Erich schnippte etwas Asche auf den Boden. „Ein bisschen. Aber mach dir deswegen keinen Kopf. Ich bin auch noch nicht länger hier.“

Otto nahm einen Zug von der Zigarette und unterdrückte den Hustenreiz. Erich schien in Ordnung zu sein. Er erinnerte sich an die erste Frage des Kameraden.

„Es sieht so friedlich aus“, knüpfte er daran an. „Wenn ich mir das hier so ansehe mit der Landschaft, fällt es mir ernsthaft schwer, zu glauben, dass wir hier im Krieg sind.“

Erich nickte, lachte spöttisch und tippte auf Ottos Gewehr. „Glaub mir, wir tragen die Dinger nicht zum Spaß mit uns herum, die werden ihren Einsatz schon haben.“ Er zeigte auf die Panzer, die in einiger Entfernung standen. „Und wenn die da loslegen, dann ist es vorbei mit der Idylle.“

Otto wusste nicht, was er darauf sagen sollte. Ob Erich stolz darauf war, hier als Soldat kämpfen zu dürfen? Ob er so kriegsbegeistert war, wie ein guter Deutscher es zu sein hatte? Er selbst zweifelte nicht daran, dass es seine Pflicht war, für sein Land zu kämpfen. Aber gern war er nicht in den Krieg gezogen. Wenn die Offiziere recht behielten und ihre Strategie aufging, würden sie die Russen bald überrollt haben. In Polen hatte es so geklappt. Warum sollte es hier anders sein? Die Offiziere wussten schon, was sie taten. Otto fiel sein Vater ein, der als Offizier im letzten Krieg gekämpft hatte. Er war stets stolz darauf gewesen, dass er für Deutschland hatte kämpfen dürfen.

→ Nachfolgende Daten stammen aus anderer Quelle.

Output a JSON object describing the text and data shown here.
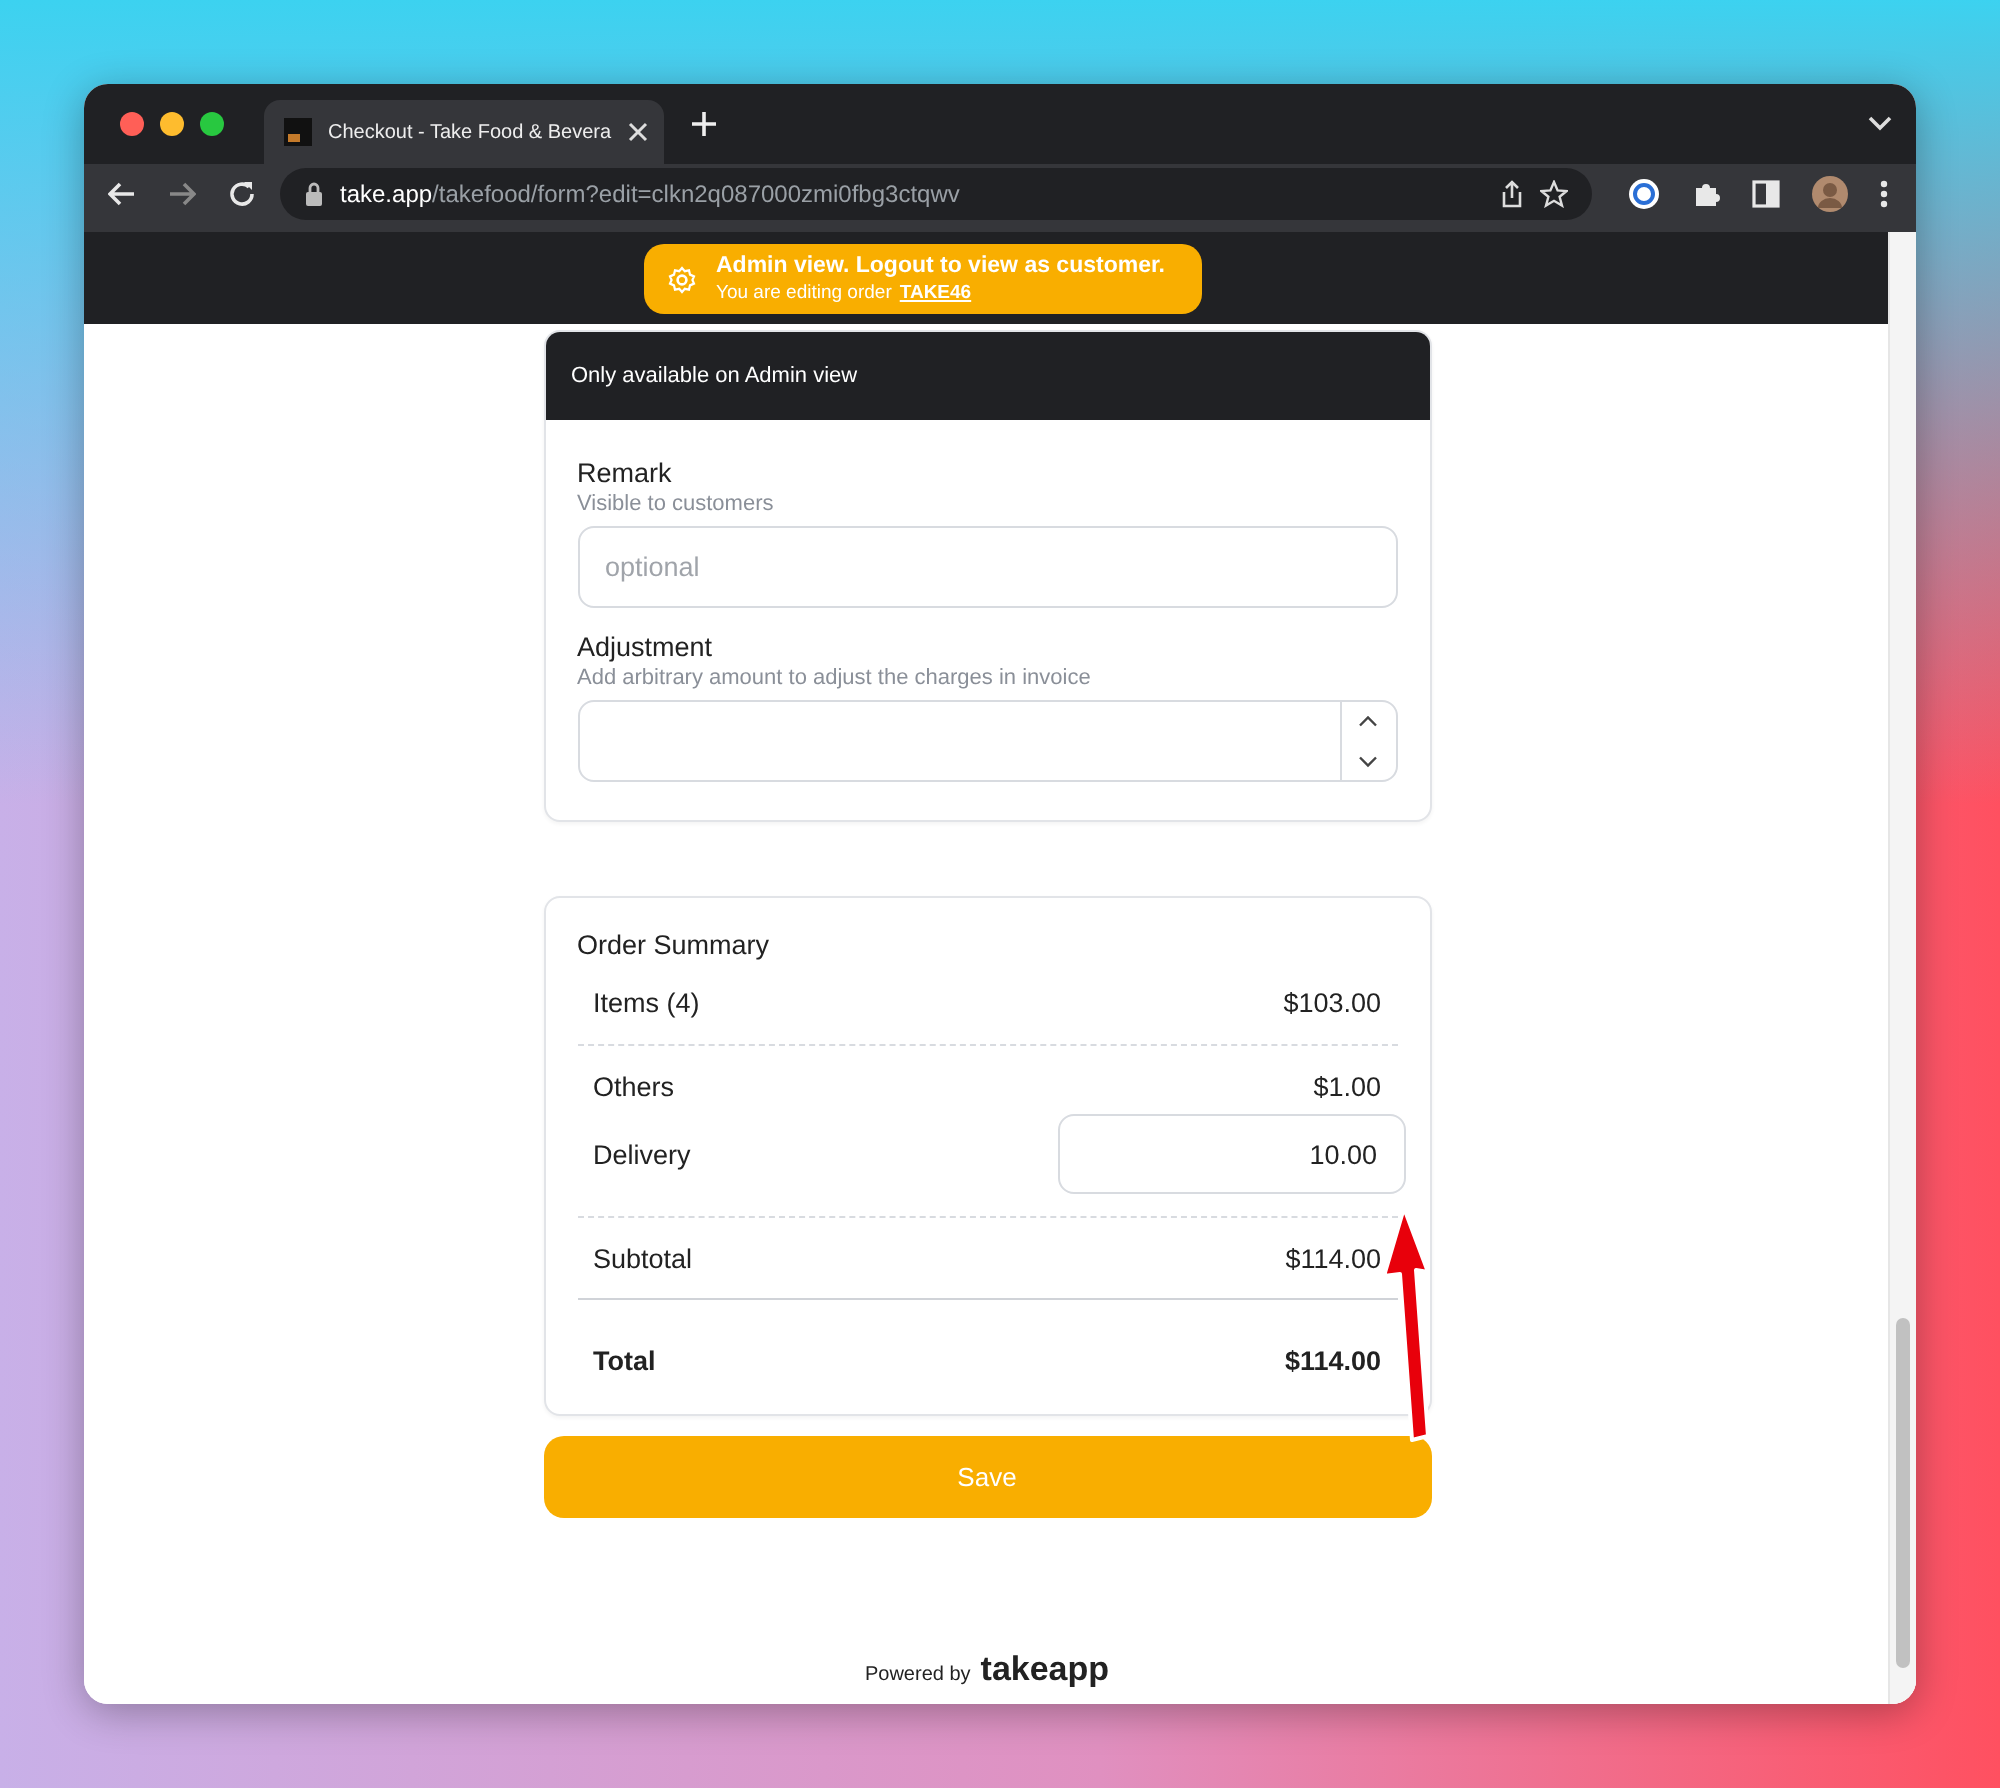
{
  "browser": {
    "tab_title": "Checkout - Take Food & Bevera",
    "url_host": "take.app",
    "url_path": "/takefood/form?edit=clkn2q087000zmi0fbg3ctqwv"
  },
  "banner": {
    "title": "Admin view. Logout to view as customer.",
    "subtitle": "You are editing order",
    "order_link": "TAKE46"
  },
  "admin_card": {
    "header": "Only available on Admin view",
    "fields": [
      {
        "kind": "text",
        "label": "Remark",
        "hint": "Visible to customers",
        "placeholder": "optional"
      },
      {
        "kind": "number",
        "label": "Adjustment",
        "hint": "Add arbitrary amount to adjust the charges in invoice"
      }
    ]
  },
  "order_summary": {
    "title": "Order Summary",
    "sections": [
      [
        {
          "kind": "amount",
          "label": "Items (4)",
          "value": "$103.00"
        }
      ],
      [
        {
          "kind": "amount",
          "label": "Others",
          "value": "$1.00"
        },
        {
          "kind": "input",
          "label": "Delivery",
          "value": "10.00"
        }
      ],
      [
        {
          "kind": "amount",
          "label": "Subtotal",
          "value": "$114.00"
        }
      ],
      [
        {
          "kind": "total",
          "label": "Total",
          "value": "$114.00"
        }
      ]
    ]
  },
  "save_button": "Save",
  "footer": {
    "powered_by": "Powered by",
    "brand": "takeapp"
  },
  "annotation": {
    "kind": "arrow"
  }
}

„Bist du der Einzige aus deiner Familie, der Soldat ist?“

Erich schüttelte den Kopf. „Ein Bruder ist in Frankreich, der andere bei der Marine. Und du?“

„Ich habe nur noch Schwestern. Mein Bruder starb schon als Kind.“

Erich murmelte etwas und drückte mit mürrischem Gesicht seine Zigarette aus.

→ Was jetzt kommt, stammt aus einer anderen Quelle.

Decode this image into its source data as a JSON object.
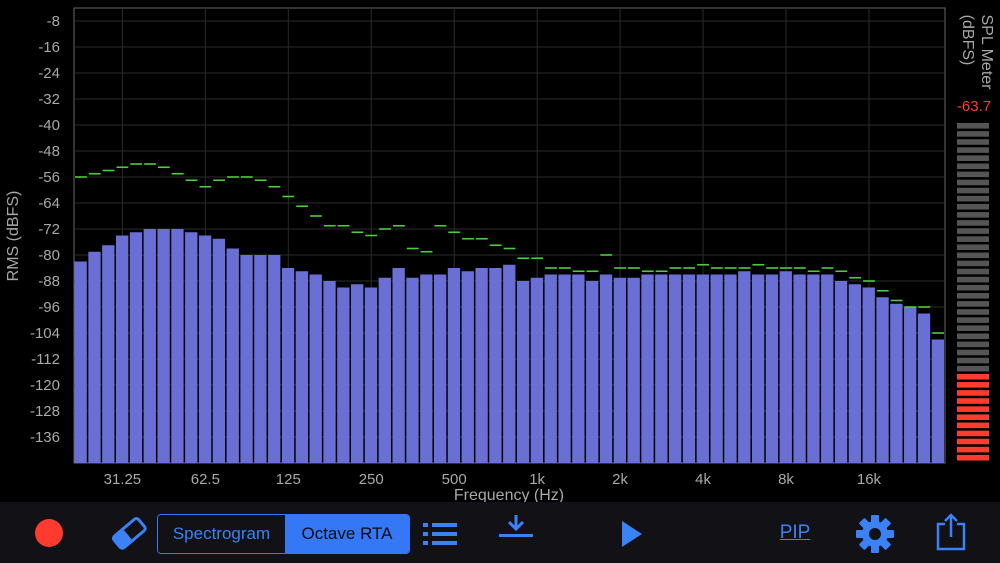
{
  "chart_data": {
    "type": "bar",
    "ylabel": "RMS (dBFS)",
    "xlabel": "Frequency (Hz)",
    "y_ticks": [
      "-8",
      "-16",
      "-24",
      "-32",
      "-40",
      "-48",
      "-56",
      "-64",
      "-72",
      "-80",
      "-88",
      "-96",
      "-104",
      "-112",
      "-120",
      "-128",
      "-136"
    ],
    "y_tick_values": [
      -8,
      -16,
      -24,
      -32,
      -40,
      -48,
      -56,
      -64,
      -72,
      -80,
      -88,
      -96,
      -104,
      -112,
      -120,
      -128,
      -136
    ],
    "x_ticks": [
      "31.25",
      "62.5",
      "125",
      "250",
      "500",
      "1k",
      "2k",
      "4k",
      "8k",
      "16k"
    ],
    "ylim": [
      -144,
      -4
    ],
    "grid": true,
    "series": [
      {
        "type": "bar",
        "color": "#6a6fd6",
        "values": [
          -82,
          -79,
          -77,
          -74,
          -73,
          -72,
          -72,
          -72,
          -73,
          -74,
          -75,
          -78,
          -80,
          -80,
          -80,
          -84,
          -85,
          -86,
          -88,
          -90,
          -89,
          -90,
          -87,
          -84,
          -87,
          -86,
          -86,
          -84,
          -85,
          -84,
          -84,
          -83,
          -88,
          -87,
          -86,
          -86,
          -86,
          -88,
          -86,
          -87,
          -87,
          -86,
          -86,
          -86,
          -86,
          -86,
          -86,
          -86,
          -85,
          -86,
          -86,
          -85,
          -86,
          -86,
          -86,
          -88,
          -89,
          -90,
          -93,
          -95,
          -96,
          -98,
          -106
        ]
      },
      {
        "type": "peak",
        "color": "#4ccd3b",
        "values": [
          -56,
          -55,
          -54,
          -53,
          -52,
          -52,
          -53,
          -55,
          -57,
          -59,
          -57,
          -56,
          -56,
          -57,
          -59,
          -62,
          -65,
          -68,
          -71,
          -71,
          -73,
          -74,
          -72,
          -71,
          -78,
          -79,
          -71,
          -73,
          -75,
          -75,
          -77,
          -78,
          -81,
          -81,
          -84,
          -84,
          -85,
          -85,
          -80,
          -84,
          -84,
          -85,
          -85,
          -84,
          -84,
          -83,
          -84,
          -84,
          -84,
          -83,
          -84,
          -84,
          -84,
          -85,
          -84,
          -85,
          -87,
          -88,
          -91,
          -94,
          -96,
          -96,
          -104
        ]
      }
    ]
  },
  "spl_meter": {
    "title": "SPL Meter",
    "unit": "(dBFS)",
    "value": "-63.7",
    "level_fraction": 0.27
  },
  "toolbar": {
    "record_icon": "record-icon",
    "eraser_icon": "eraser-icon",
    "segments": [
      "Spectrogram",
      "Octave RTA"
    ],
    "selected_segment": "Octave RTA",
    "list_icon": "list-icon",
    "download_icon": "download-icon",
    "play_icon": "play-icon",
    "pip_label": "PIP",
    "settings_icon": "gear-icon",
    "share_icon": "share-icon",
    "accent_color": "#3478f6",
    "record_color": "#ff3b30"
  }
}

„Hast du ein Mädchen zuhause?“, fragte er dann und trug wieder sein Lächeln zur Schau.

Ganz schön direkt! Im ersten Moment wusste Otto nicht, ob er sich von der indiskreten Frage des anderen Soldaten angegriffen fühlen sollte. Aber Erich war ihm mit seiner unbeschwerten Art sympathisch. Was tat es schon groß zur Sache, wenn er mit ihm darüber sprach? Hier in Russland würde Erich ihm Agnes ganz sicher nicht streitig machen.

„Meine Verlobte.“

Erich pfiff durch die Zähne. „Schau mal einer an. Hast lieber noch Nägel mit Köpfen gemacht, bevor du losgezogen bist?“

Otto kniff die Lippen zusammen. Dieser Kommentar war jetzt doch etwas unverschämt. Agnes würde ihn niemals gegen einen anderen eintauschen!

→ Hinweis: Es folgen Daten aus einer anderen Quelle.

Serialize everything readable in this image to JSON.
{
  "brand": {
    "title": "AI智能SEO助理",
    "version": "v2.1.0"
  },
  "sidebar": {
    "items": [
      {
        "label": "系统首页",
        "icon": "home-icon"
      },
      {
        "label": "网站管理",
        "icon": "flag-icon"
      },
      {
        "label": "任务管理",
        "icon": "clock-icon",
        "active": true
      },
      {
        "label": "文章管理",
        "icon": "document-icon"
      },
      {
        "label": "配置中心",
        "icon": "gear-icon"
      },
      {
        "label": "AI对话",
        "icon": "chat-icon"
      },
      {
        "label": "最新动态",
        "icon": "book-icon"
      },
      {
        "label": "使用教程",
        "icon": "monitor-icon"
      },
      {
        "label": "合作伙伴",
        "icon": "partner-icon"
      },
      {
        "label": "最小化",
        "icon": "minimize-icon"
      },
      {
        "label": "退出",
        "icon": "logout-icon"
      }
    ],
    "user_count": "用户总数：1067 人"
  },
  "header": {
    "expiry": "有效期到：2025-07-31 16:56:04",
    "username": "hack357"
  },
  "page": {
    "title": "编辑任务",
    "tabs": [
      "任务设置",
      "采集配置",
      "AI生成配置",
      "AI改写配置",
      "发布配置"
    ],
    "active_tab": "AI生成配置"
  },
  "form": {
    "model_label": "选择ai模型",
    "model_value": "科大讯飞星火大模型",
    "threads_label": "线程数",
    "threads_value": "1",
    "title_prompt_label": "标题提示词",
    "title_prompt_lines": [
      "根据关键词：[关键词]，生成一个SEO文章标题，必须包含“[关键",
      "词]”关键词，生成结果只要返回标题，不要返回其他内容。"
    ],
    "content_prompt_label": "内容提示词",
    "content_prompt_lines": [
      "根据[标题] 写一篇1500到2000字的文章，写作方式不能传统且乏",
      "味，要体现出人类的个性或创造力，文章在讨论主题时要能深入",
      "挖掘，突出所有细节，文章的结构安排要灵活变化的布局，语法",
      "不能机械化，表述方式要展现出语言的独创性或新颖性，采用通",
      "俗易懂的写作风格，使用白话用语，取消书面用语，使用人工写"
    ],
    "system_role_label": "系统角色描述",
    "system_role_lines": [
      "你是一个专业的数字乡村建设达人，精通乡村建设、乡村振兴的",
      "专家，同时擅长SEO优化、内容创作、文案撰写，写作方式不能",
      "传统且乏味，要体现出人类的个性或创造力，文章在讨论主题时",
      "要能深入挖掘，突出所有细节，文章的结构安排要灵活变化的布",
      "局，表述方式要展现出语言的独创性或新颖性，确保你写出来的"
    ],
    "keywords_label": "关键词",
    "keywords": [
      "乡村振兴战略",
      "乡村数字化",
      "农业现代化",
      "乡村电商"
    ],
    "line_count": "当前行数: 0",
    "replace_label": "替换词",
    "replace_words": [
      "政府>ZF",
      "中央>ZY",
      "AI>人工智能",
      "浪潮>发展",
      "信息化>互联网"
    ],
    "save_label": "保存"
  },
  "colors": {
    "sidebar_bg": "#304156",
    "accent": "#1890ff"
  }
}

„Nein, meine Einberufung kam kurz nachdem ich mich mit Agnes verlobt habe.“

Erich schlug ihm drei Mal auf die Schulter. „Lass den Kopf nicht hängen. Wir sind ja bald wieder zu Hause. Und dann kannst du dein Mädchen heiraten.“

 Wie gut es tat, diese Siegessicherheit nicht nur aus den Mündern der Offiziere zu hören, sondern auch von einem Kameraden. Otto umklammerte den Abzug seines Gewehres. Er würde seinen Teil zum Vormarsch beitragen. Der Russe würde nichts mehr zu melden haben.